In the instant case, it is true that the time of payment was uncertain. But that did not prevent the interest from accruing. The amount was fixed and definite. The contingency as to time of payment was not such a contingency as to prevent the interest from accruing. Cf. I. T. 3635, 1944 C. B. 101. The payment of the interest was not so uncertain as to prevent its accrual annually. Cf. Millar Brainard, 7 T. C. 1180 (1946). Under such circumstances, the interest was properly accruable annually, and petitioner is entitled to a $9,000 deduction, representing that interest which accrued during the taxable year.
The second issue is whether certain expenditures made by petitioner during the taxable year were for repairs deductible under section 23 (a) (1) (A). Whether such an expenditure is deductible as a repair is a question of fact. Treasury Regulations 111 § 293.23 (a)-4 distinguishes between a repair and a capital expenditure as follows:
The cost of incidental repairs which neither materially add to the value of the property nor appreciably prolong its life, but keep it in an ordinarily efficient operating condition, may be deducted as expense, provided the plant or property account is not increased by the amount of such expenditures.
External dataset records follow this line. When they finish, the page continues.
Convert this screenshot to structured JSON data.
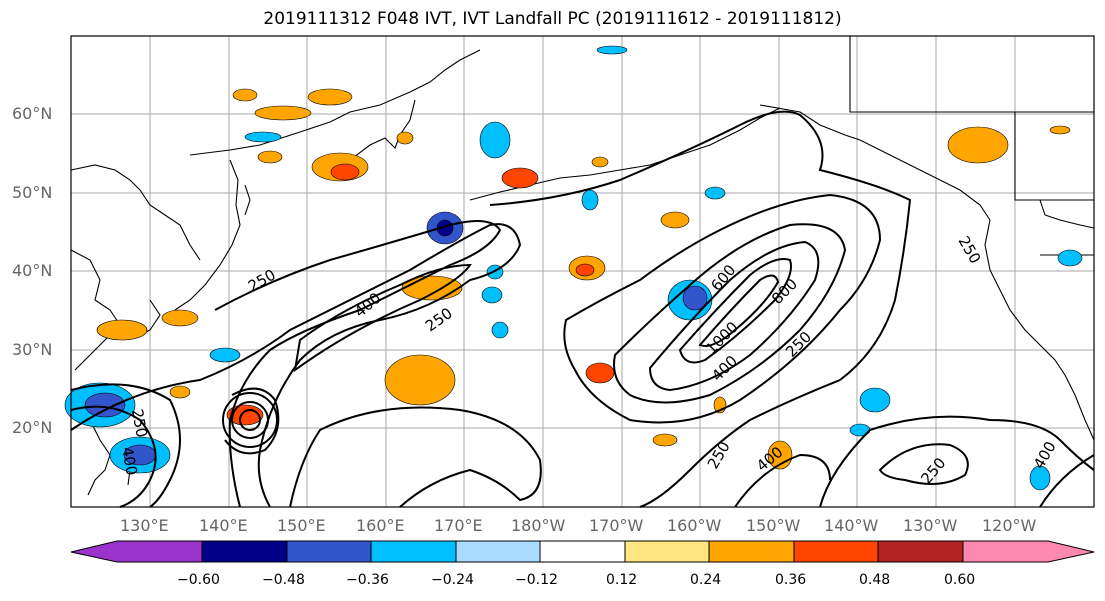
{
  "title": "2019111312 F048 IVT, IVT Landfall PC (2019111612 - 2019111812)",
  "lat_labels": [
    "60°N",
    "50°N",
    "40°N",
    "30°N",
    "20°N"
  ],
  "lon_labels": [
    "130°E",
    "140°E",
    "150°E",
    "160°E",
    "170°E",
    "180°W",
    "170°W",
    "160°W",
    "150°W",
    "140°W",
    "130°W",
    "120°W"
  ],
  "contour_labels": [
    "250",
    "400",
    "600",
    "800",
    "1000"
  ],
  "colorbar": {
    "labels": [
      "−0.60",
      "−0.48",
      "−0.36",
      "−0.24",
      "−0.12",
      "0.12",
      "0.24",
      "0.36",
      "0.48",
      "0.60"
    ],
    "colors": [
      "#9933cc",
      "#000088",
      "#3355cc",
      "#00bfff",
      "#aadcff",
      "#ffffff",
      "#ffe680",
      "#ffa500",
      "#ff4500",
      "#b22222",
      "#ff88b0"
    ]
  },
  "colors": {
    "contour": "#000000",
    "grid": "#aaaaaa",
    "coast": "#000000"
  }
}
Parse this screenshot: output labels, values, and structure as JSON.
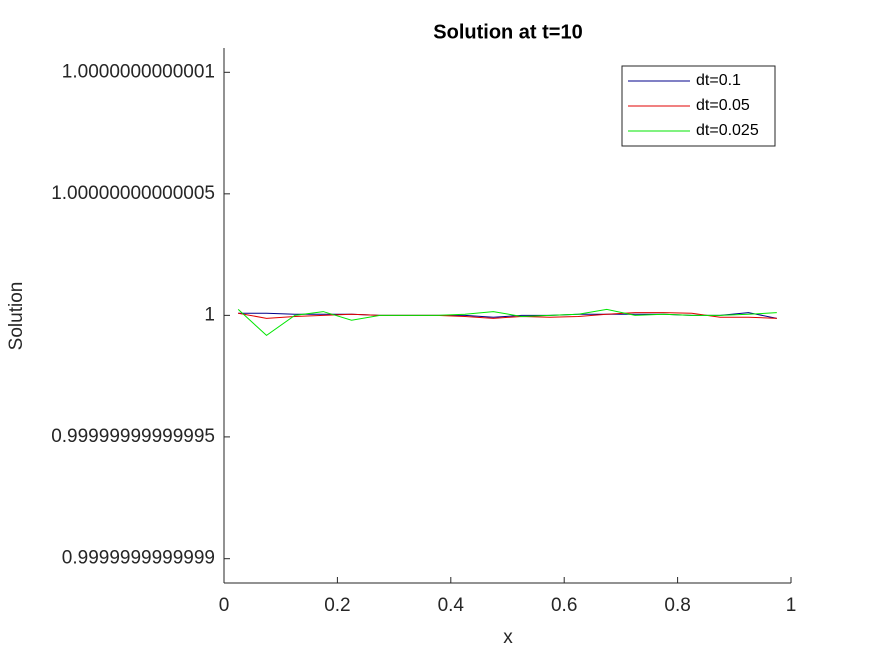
{
  "chart_data": {
    "type": "line",
    "title": "Solution at t=10",
    "xlabel": "x",
    "ylabel": "Solution",
    "x": [
      0.025,
      0.075,
      0.125,
      0.175,
      0.225,
      0.275,
      0.325,
      0.375,
      0.425,
      0.475,
      0.525,
      0.575,
      0.625,
      0.675,
      0.725,
      0.775,
      0.825,
      0.875,
      0.925,
      0.975
    ],
    "series": [
      {
        "name": "dt=0.1",
        "color": "#00008b",
        "values": [
          1.0000000000000009,
          1.0000000000000009,
          1.0000000000000004,
          1.0000000000000004,
          1.0000000000000004,
          1,
          1,
          1,
          1,
          0.9999999999999992,
          1,
          1,
          1.0000000000000004,
          1.0000000000000004,
          1.0000000000000004,
          1.0000000000000004,
          1,
          1,
          1.000000000000001,
          0.9999999999999988
        ]
      },
      {
        "name": "dt=0.05",
        "color": "#e00000",
        "values": [
          1.0000000000000009,
          0.9999999999999988,
          0.9999999999999996,
          1,
          1.0000000000000004,
          1,
          1,
          1,
          0.9999999999999996,
          0.9999999999999988,
          0.9999999999999996,
          0.9999999999999992,
          0.9999999999999996,
          1.0000000000000004,
          1.000000000000001,
          1.000000000000001,
          1.0000000000000009,
          0.9999999999999992,
          0.9999999999999992,
          0.9999999999999988
        ]
      },
      {
        "name": "dt=0.025",
        "color": "#00e600",
        "values": [
          1.0000000000000024,
          0.9999999999999918,
          1,
          1.0000000000000016,
          0.999999999999998,
          1,
          1,
          1,
          1.0000000000000004,
          1.0000000000000016,
          0.9999999999999996,
          1,
          1.0000000000000004,
          1.0000000000000024,
          1,
          1.0000000000000004,
          1,
          1,
          1.0000000000000004,
          1.000000000000001
        ]
      }
    ],
    "xlim": [
      0,
      1
    ],
    "xticks": [
      0,
      0.2,
      0.4,
      0.6,
      0.8,
      1
    ],
    "ylim": [
      0.99999999999989,
      1.00000000000011
    ],
    "yticks": [
      0.9999999999999,
      0.99999999999995,
      1,
      1.00000000000005,
      1.0000000000001
    ],
    "legend": "upper right"
  }
}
Repairs in the nature of replacements, to the extent that they arrest deterioration and appreciably prolong the life of the property, should be charged against the depreciation reserve if such account is kept. * * *
Applying sqch considerations to the instant case, we hold that the $300 spent to patch the asphalt roof and the $513 spent to repair the railroad siding are properly deductible as repair expenses. Neither expenditure prolonged the life of the asset, nor materially increased its value. Each was made to restore the asset to a useful state. Illinois Merchants Trust Co., Executor, 4 B. T. A. 103 (1926).
The corrugated metal roof is another matter. It was a replacement with a life of more than one year, and the cost thereof is not properly deductible as an ordinary and necessary expense but should be treated as a capital expenditure. Georgia Car & Locomotive Co., 2 B. T. A. 986 (1925).
Decision will be entered under Bule 50.